Siempre me ha impresionado la radicalidad de los años cincuenta, una década en la que la juventud norteamericana decidió romper con el conservadurismo motivado por las dos guerras mundiales de principios del siglo pasado, las cuales asolaron la capacidad de decisión de aquellos chicos que mataban nazis a pesar de no tener siquiera la edad legal para beber.
Toda esa frustración acumulada durante dos generaciones y escondida tras un desbordante patriotismo, generó un evidente rechazo de los adolescentes de los cincuenta al estilo de vida de sus suburbanos padres, desarrollando movimientos sociales directamente diseñados para negar los valores tradicionalistas estadounidenses y para hacer millonarios a los fabricantes de productos para el cabello.
Es en homenaje a esos tiempos de desenfreno y desprecio por la edad adulta que Randal Kleiser adapta Grease, el celebrado musical de 1972 creado por Jim Jacobs y Warren Casey, acerca del romance entre el chico malo más popular de una escuela llamada Rydell High y la más inocente y recatada de las alumnas que acuden al centro educativo.

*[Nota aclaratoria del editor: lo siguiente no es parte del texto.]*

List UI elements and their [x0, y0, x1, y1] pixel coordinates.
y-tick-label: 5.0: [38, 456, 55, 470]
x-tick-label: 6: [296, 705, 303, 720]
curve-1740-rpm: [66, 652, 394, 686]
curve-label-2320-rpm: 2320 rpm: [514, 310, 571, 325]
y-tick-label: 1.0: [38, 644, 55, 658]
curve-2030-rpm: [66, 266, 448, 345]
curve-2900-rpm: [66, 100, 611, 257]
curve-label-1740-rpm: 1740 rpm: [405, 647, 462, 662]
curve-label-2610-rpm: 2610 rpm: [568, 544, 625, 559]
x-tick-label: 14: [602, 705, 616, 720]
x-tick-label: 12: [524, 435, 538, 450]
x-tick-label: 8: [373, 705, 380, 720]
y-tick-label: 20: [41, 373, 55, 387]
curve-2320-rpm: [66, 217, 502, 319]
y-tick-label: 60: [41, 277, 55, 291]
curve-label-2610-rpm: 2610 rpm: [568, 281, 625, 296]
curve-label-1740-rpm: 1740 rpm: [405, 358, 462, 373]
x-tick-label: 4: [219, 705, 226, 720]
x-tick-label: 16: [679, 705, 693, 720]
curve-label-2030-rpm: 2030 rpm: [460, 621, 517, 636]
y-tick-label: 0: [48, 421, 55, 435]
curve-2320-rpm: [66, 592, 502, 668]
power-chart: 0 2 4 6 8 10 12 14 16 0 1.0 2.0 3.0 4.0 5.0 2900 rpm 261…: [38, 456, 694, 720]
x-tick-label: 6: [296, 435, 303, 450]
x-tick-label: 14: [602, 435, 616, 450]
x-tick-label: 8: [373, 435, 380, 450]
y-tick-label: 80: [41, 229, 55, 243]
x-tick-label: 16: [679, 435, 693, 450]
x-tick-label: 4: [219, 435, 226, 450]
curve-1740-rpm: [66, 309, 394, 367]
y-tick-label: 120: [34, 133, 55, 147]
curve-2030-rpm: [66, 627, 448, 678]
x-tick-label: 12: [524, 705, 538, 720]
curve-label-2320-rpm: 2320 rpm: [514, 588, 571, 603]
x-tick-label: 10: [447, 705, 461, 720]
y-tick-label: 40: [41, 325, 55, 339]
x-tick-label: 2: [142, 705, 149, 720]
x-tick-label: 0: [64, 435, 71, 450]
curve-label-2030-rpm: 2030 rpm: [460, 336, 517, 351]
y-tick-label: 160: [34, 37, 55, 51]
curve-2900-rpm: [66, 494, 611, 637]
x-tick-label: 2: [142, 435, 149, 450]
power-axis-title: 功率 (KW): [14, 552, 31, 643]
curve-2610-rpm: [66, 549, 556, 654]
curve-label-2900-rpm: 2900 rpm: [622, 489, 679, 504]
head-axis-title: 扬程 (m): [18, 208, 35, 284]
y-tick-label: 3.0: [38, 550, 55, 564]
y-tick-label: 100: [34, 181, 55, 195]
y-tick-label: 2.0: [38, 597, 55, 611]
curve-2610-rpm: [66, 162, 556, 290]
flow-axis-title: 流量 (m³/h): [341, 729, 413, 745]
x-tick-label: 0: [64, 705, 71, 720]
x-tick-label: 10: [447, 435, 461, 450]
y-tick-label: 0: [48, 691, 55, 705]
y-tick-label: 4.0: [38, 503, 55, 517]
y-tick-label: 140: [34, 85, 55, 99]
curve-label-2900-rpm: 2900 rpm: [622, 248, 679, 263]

Ñoñez es la primera palabra que inmediatamente podría asaltar nuestra mente al escuchar la sinopsis de este clásico del cine norteamericano, y en efecto, Grease es probablemente la ñoñez más divertida y mejor producida que he visto en mi vida.
Impregnada con la maravillosa estética de los años cincuenta, que junto con la forzada irreverencia adolescente de la época se convertiría en obsesión y musa inseparable de genios de la talla de John Waters, Grease es una fotografía invaluable tanto de la etapa histórica que parodia a lo largo de todo el metraje como de la industria fílmica de los años setenta, la cual, ignorante aún del poderío que implica manufacturar ídolos adolescentes, utilizó a actores que incluso llegaban a superar los treinta años de edad, disfrazándolos con cuidados peinados y toneladas de maquillaje.
Un veinteañero Travolta se enamora de la treintañera Olivia Newton John, en una fantasía adolescente plagada de canciones memorables que tomaron por sorpresa los top charts de música de la época y que aún hoy en día siguen implantadas en el cerebro de una juventud que poco tiene que ver con la que se refleja en pantalla, pero que alegremente corea todas y cada una de las canciones que aderezan las innumerables secuencias trascendentales de esta película, filmadas por uno de los genios del mainstream hollywoodense, Bill Butler.
¿Cómo olvidar esa brutal carrera a la Ben-Hur dentro de los canales de desagüe californianos, o ese interminable concurso de baile en el que Travolta exhibe una cadera que aparentemente tiene tres veces más articulaciones que las del humano común? Imposible, porque a pesar de su ligereza y su enorme simplicidad argumental, Grease es un hito innegable de la cinematografía norteamericana y uno de los filmes musicales más exitosos de todos los tiempos.